# Period Haydn



## nefigah (Aug 23, 2008)

Hola, classical compadres~

I recently purchased Anima Eterna's period Beethoven performance with Immerseel. It definitely lived up to its shining recommendations, and brought the following query to mind:

Has a similar thing been done for Haydn? Anything praiseworthy of course--like the aforementioned recording, I'm interested in something good in its own right and not just "HIP for HIP's sake."

Gracias!


----------



## HarpsichordConcerto (Jan 1, 2010)

Haydn wrote 104 symphonies (or 106 depending on what you read). I only know of two periond instrument groups who attempted to record all of it: The Academy of Ancient Music (AAM) and The Hannover Band (HB).

Regarding AAM, they released the first 77 symphonies (i.e. nos. 1 to 75, "105" and "106" - these last two are in fact early works). These are issued in 10 volumes of 3 CDs each, a project in the 1990's. They also recorded 4 other late symphonies earlier on in the 1980's; these were symphonies no.94, 96, 100 and 104, on 2 separate CDs. I have all these recordings. Fantastic. Unfortunately though, most/many of these are now deleted, but you might be able to find some of them on the internet. I think they have recently reissued symphonies no.94 and 96 on the _L'Oiseau-Lyre _label (which has a website).

Regarding the HB, they have recorded nearly most (but not all) of Haydn's symphonies, I think.

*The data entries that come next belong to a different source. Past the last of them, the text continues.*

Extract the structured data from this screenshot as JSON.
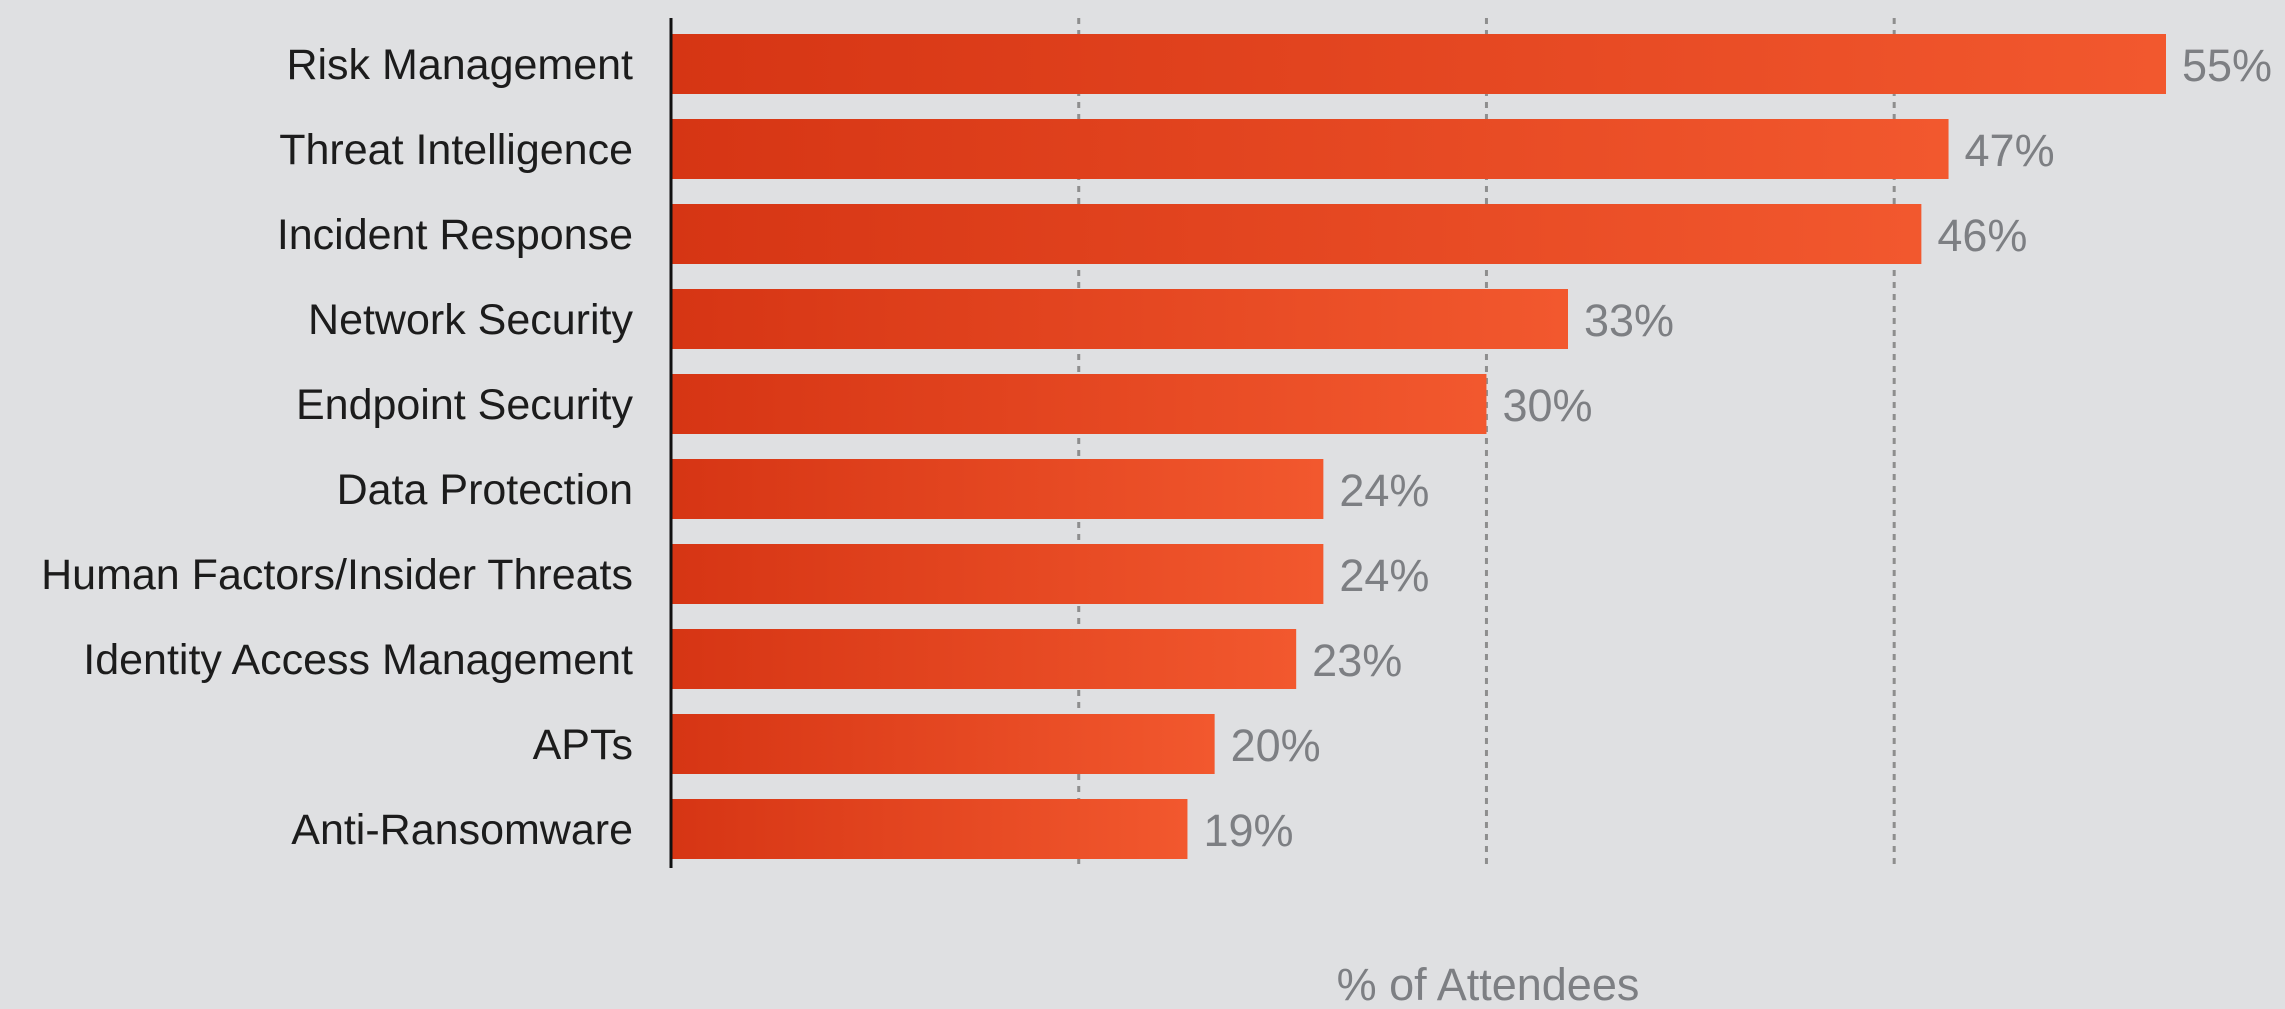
{
  "chart_data": {
    "type": "bar",
    "orientation": "horizontal",
    "categories": [
      "Risk Management",
      "Threat Intelligence",
      "Incident Response",
      "Network Security",
      "Endpoint Security",
      "Data Protection",
      "Human Factors/Insider Threats",
      "Identity Access Management",
      "APTs",
      "Anti-Ransomware"
    ],
    "values": [
      55,
      47,
      46,
      33,
      30,
      24,
      24,
      23,
      20,
      19
    ],
    "value_labels": [
      "55%",
      "47%",
      "46%",
      "33%",
      "30%",
      "24%",
      "24%",
      "23%",
      "20%",
      "19%"
    ],
    "xlabel": "% of Attendees",
    "ylabel": "",
    "title": "",
    "xlim": [
      0,
      55
    ],
    "gridlines": [
      15,
      30,
      45
    ],
    "grid": "vertical-dotted",
    "legend": "none",
    "colors": {
      "background": "#dfe0e2",
      "bar_start": "#d63514",
      "bar_end": "#f2582e",
      "axis": "#111111",
      "grid": "#8e8e8e",
      "value_text": "#7d7f83",
      "category_text": "#1c1c1c"
    }
  }
}
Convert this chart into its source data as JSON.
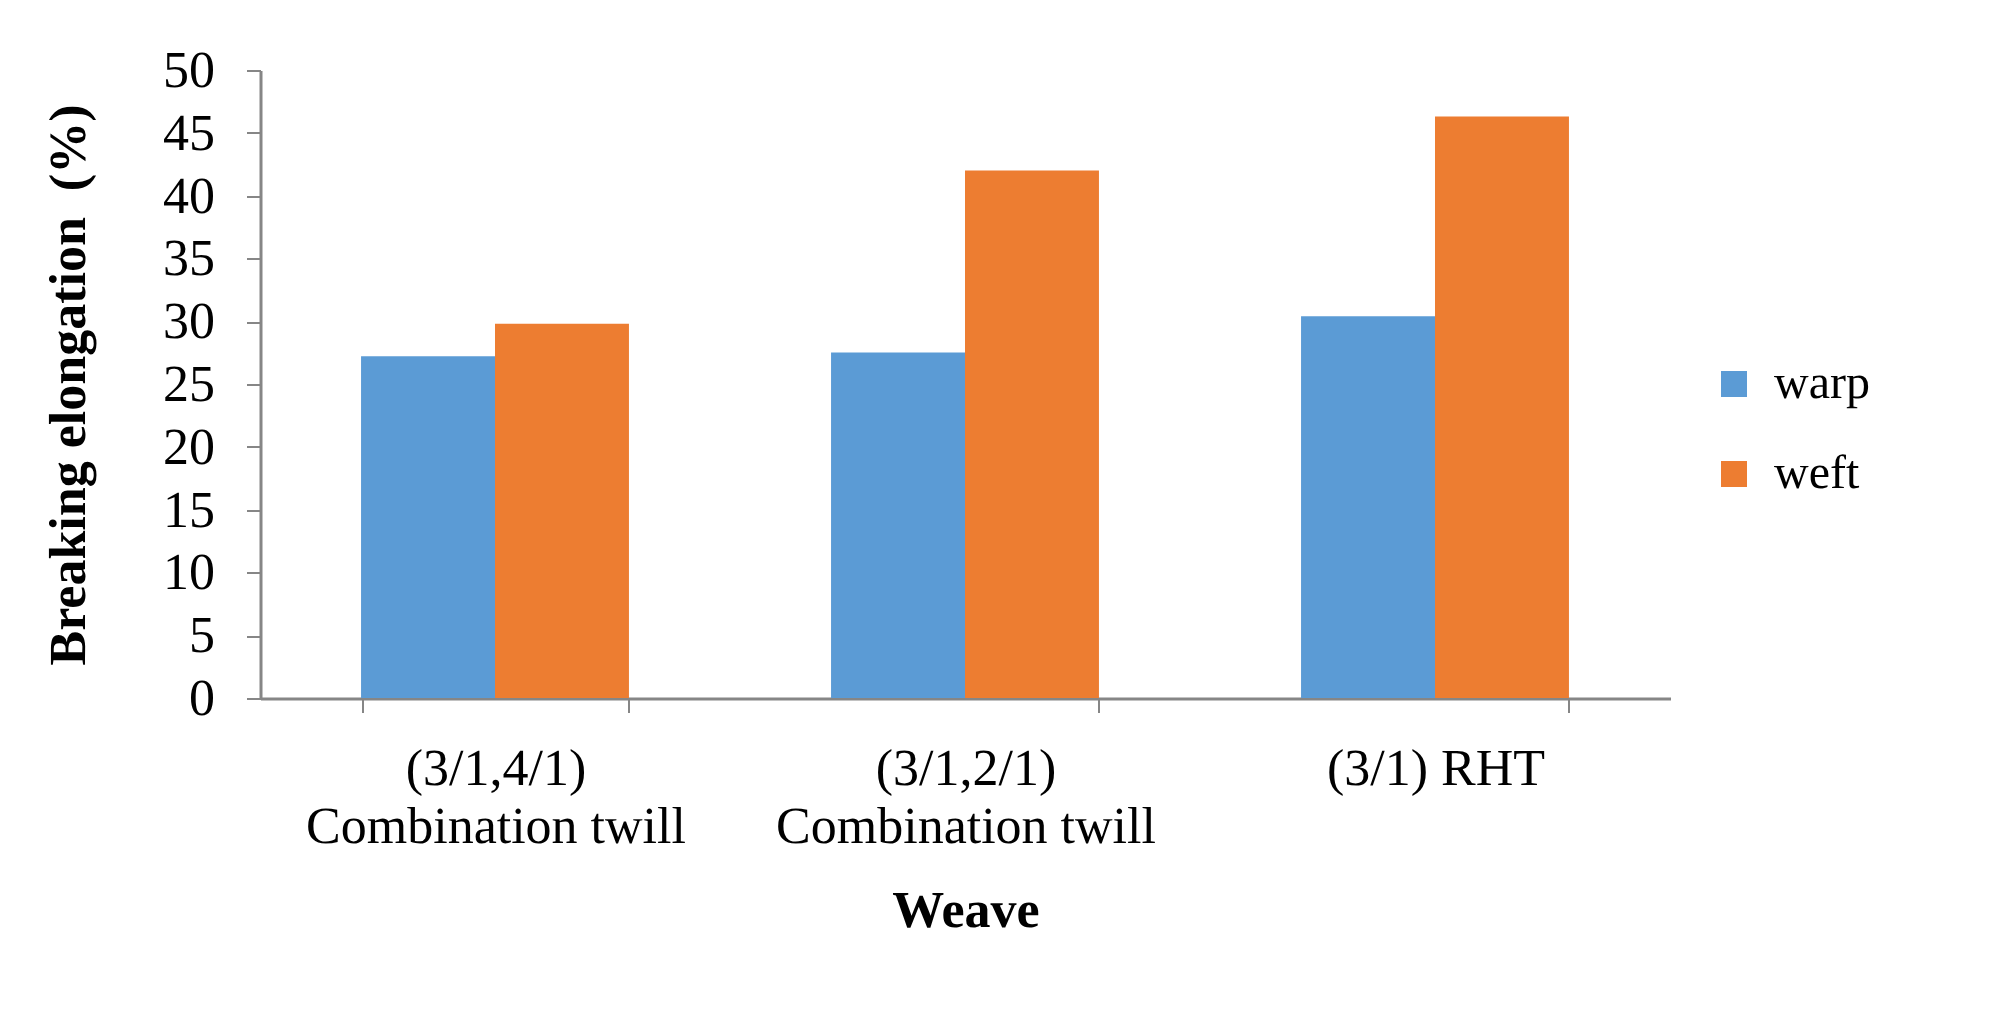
{
  "chart_data": {
    "type": "bar",
    "xlabel": "Weave",
    "ylabel": "Breaking elongation  (%)",
    "categories": [
      "(3/1,4/1) Combination twill",
      "(3/1,2/1) Combination twill",
      "(3/1) RHT"
    ],
    "series": [
      {
        "name": "warp",
        "color": "#5b9bd5",
        "values": [
          27.2,
          27.5,
          30.4
        ]
      },
      {
        "name": "weft",
        "color": "#ed7d31",
        "values": [
          29.8,
          42.0,
          46.3
        ]
      }
    ],
    "ylim": [
      0,
      50
    ],
    "yticks": [
      0,
      5,
      10,
      15,
      20,
      25,
      30,
      35,
      40,
      45,
      50
    ],
    "legend": "right"
  }
}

I have some.

And then there are many other historically informed recordings done by many other ensembles, usually playing the late symphonies, say nos. 80 to 104.

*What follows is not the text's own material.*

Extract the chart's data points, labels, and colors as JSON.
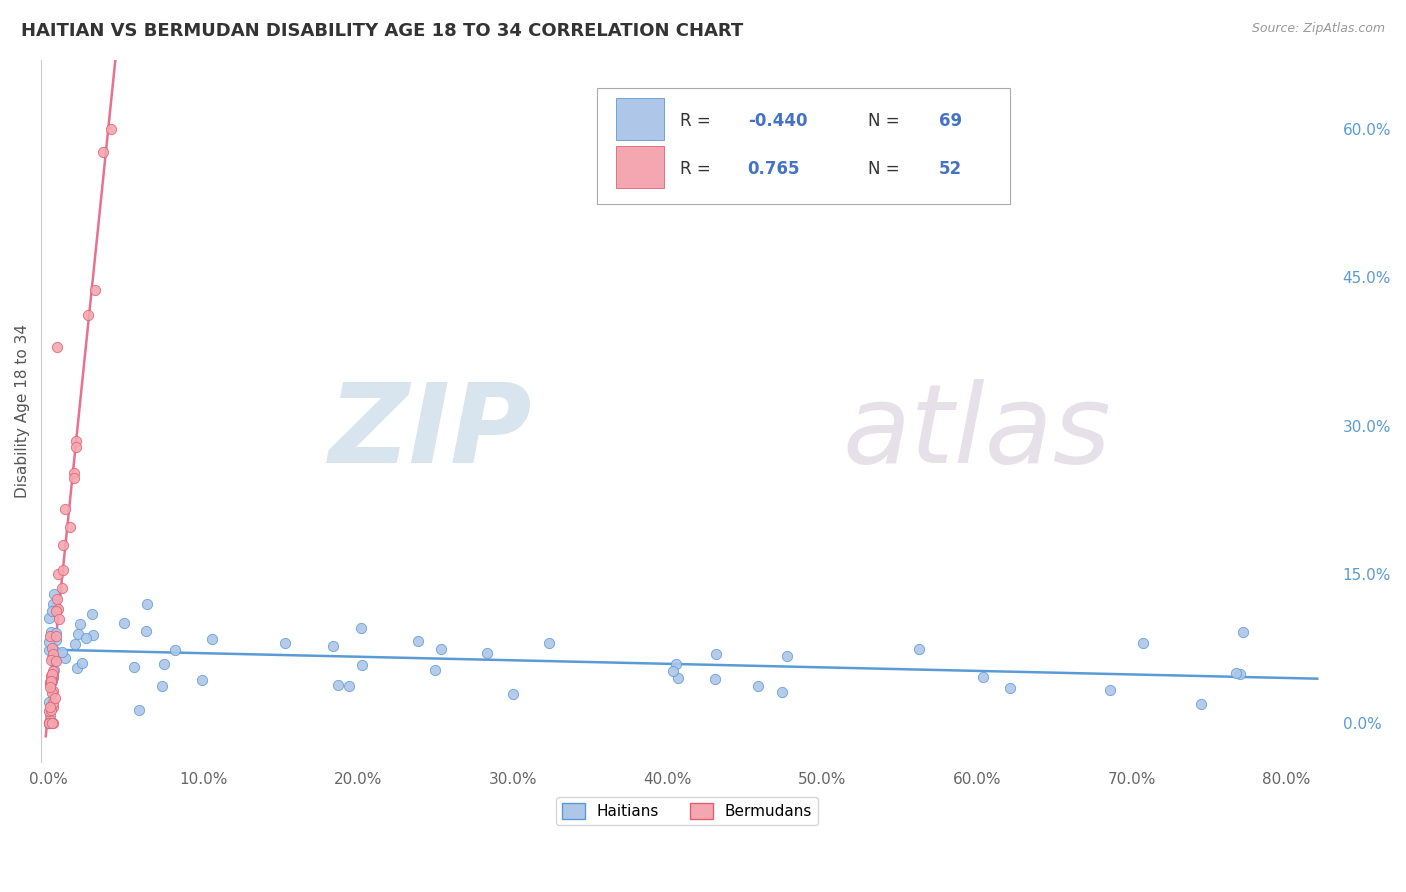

If you want one single CD to introduce you to Haydn's late symphonies, I suggest try say, symphony no. 100 "Military", and 104 "London".


----------



## Elgarian (Jul 30, 2008)

Interesting thread. I've been asking similar questions about Mozart in recent months, and making some marvellous discoveries which I need to report somewhere - I'll set up a Mozart thread parallel to this one during the next day or two, and we'll see if we can't pick up some useful guides to HIP recordings of both Haydn and Mozart. (Glad to hear you're enjoying Immerseel's 'Beethoven on a motorbike' set.)


----------



## nefigah (Aug 23, 2008)

Thank you for the comments! 

I realized as I was reading your post, Natalie, that I came off sounding like I wanted a complete collection of HIP Haydn's symphonies, when actually that's not really the case--that'd be too expensive for me at the moment in any case  So really any representative sample would serve to whet my appetite for now.


----------



## Guest (Jan 6, 2010)

The Virgin Veritas label has the Orchestra of the Age of Enlightenment performing Haydn's Paris symphonies - on iTunes it is a steal - $7.99 for 6 symphonies. The album received very good reviews. I have the OAE also performing Bach's Brandenburg Concertos, and while it is not my favorite performance, it is still very good, and ridiculously inexpensive. That might be a good start.


----------



## nefigah (Aug 23, 2008)

Thanks for the recommendation, DrMike.

I thought I'd mention on this thread that I picked up this wonderful collection of Haydn's keyboard works for next-to-nothing via Amazon MP3. *It is delightful!*


----------



## Guest (Jan 9, 2010)

I saw that in the Mozart HIP.

I am still fairly new to Haydn, and while I am enjoying the symphonies, I am not so in love with him yet.


----------



## Elgarian (Jul 30, 2008)

nefigah said:


> Thanks for the recommendation, DrMike.
> 
> I thought I'd mention on this thread that I picked up this wonderful collection of Haydn's keyboard works for next-to-nothing via Amazon MP3. *It is delightful!*


This is all very encouraging! Still waiting for my superduper cheap CD set from Amazon uk to arrive in the post.


----------